= John McClelland (businessman) =

John Ferguson McClelland, CBE, FRSE, FRSA (born 1945, in Glasgow) is a Scottish businessman and a former chairman of Rangers F.C.

==Business career==
McClelland spent 35 years in the international electronics industry holding senior board-level positions at a number of the sector's leading corporations and gaining wide experience of business operations in all geographies. At IBM he was vice president of worldwide operations for its personal computer company before joining Digital Equipment Corporation in 1995, where he was the senior vice president responsible for all of Digital's worldwide operational activities.

Following an appointment to the board of Philips Consumer Electronics as Global Chief Industrial Officer he joined 3Com Corporation where he was a corporate officer and latterly president of its Business Networks Company. He was chairman of the Scottish Further and Higher Education Funding Council and former chairman of the CBI's Technology and Innovation Committee.

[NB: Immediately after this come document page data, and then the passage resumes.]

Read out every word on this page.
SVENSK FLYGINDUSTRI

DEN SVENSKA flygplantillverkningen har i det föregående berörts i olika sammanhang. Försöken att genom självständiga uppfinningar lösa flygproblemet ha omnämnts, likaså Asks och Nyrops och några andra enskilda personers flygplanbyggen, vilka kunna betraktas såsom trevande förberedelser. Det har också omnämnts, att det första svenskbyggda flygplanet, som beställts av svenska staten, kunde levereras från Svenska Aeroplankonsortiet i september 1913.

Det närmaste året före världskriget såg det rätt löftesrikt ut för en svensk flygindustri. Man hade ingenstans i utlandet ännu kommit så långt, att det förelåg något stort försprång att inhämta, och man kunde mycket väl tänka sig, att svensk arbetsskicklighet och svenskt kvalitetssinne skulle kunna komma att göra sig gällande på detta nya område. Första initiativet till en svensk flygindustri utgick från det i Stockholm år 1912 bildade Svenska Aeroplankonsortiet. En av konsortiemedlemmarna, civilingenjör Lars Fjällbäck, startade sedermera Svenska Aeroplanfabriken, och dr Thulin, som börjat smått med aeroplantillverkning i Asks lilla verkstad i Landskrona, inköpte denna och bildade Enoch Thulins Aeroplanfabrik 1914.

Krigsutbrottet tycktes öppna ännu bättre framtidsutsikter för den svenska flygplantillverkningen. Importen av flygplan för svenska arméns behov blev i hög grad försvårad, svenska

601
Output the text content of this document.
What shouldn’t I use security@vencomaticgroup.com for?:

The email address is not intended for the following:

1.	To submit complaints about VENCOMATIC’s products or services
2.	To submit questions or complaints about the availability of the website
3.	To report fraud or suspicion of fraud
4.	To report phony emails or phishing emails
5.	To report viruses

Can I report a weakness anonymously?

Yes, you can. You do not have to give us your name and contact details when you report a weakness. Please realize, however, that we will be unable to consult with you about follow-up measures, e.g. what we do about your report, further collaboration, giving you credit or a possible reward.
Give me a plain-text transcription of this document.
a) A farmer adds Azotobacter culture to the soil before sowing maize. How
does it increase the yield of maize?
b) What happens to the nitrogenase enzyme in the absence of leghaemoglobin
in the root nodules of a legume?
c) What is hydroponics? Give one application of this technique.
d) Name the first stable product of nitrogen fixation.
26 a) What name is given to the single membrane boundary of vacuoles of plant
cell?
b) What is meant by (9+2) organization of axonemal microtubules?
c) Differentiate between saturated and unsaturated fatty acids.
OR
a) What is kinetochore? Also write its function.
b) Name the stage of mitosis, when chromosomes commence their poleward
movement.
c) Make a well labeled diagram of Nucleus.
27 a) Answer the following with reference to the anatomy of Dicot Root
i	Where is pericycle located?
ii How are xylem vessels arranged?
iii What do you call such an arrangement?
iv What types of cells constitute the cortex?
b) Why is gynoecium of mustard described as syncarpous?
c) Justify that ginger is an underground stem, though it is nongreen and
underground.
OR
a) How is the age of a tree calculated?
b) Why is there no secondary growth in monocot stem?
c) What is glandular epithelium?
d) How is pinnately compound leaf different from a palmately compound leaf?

During his career he developed extensive experience and a passionate interest in procurement and supply chain operations and gained recognition as a leading practitioner in this field. In 2006, he conducted a review of public sector procurement in Scotland on behalf of the Scottish Government. This review formed the basis of an ongoing major reform of public procurement in Scotland.

He has also assisted the Welsh Assembly Government in pursuing improvements in public procurement structures and practices as Chairman of NQC Limited and is involved in a number of procurement strategy and related projects across the UK.

==Director of Rangers FC==
McClelland was appointed a director at Rangers Football Club in October 2000 and was appointed as vice-chairman in November 2001. He was executive chairman of the club between 2002 and 2004 therefore was both Chief Executive and chairman. He succeeded and was replaced by David Murray on both occasions. In 2002, Murray had relinquished the chairmanship and limited his day-to-day involvement in the club's running with McClelland taking over, only for him to return in August 2004 to head up a new share issue. In July 2008, McClelland assumed the role of vice-chairperson of the European Club Association, along with Joan Laporta of Barcelona and Umberto Gandini of AC Milan.

On 17 October 2011, McClelland and John Greig resigned from their posts as non-executive directors at Ibrox. The duo said they had been isolated following the takeover of Rangers by Craig Whyte in May that year.

==Personal life==
In 1994, he was appointed a CBE for services to industry and education. He became a fellow of Royal Society of Edinburgh in 1995 and was vice-president between 2009 and 2012. He is a companion of the Institute of Management.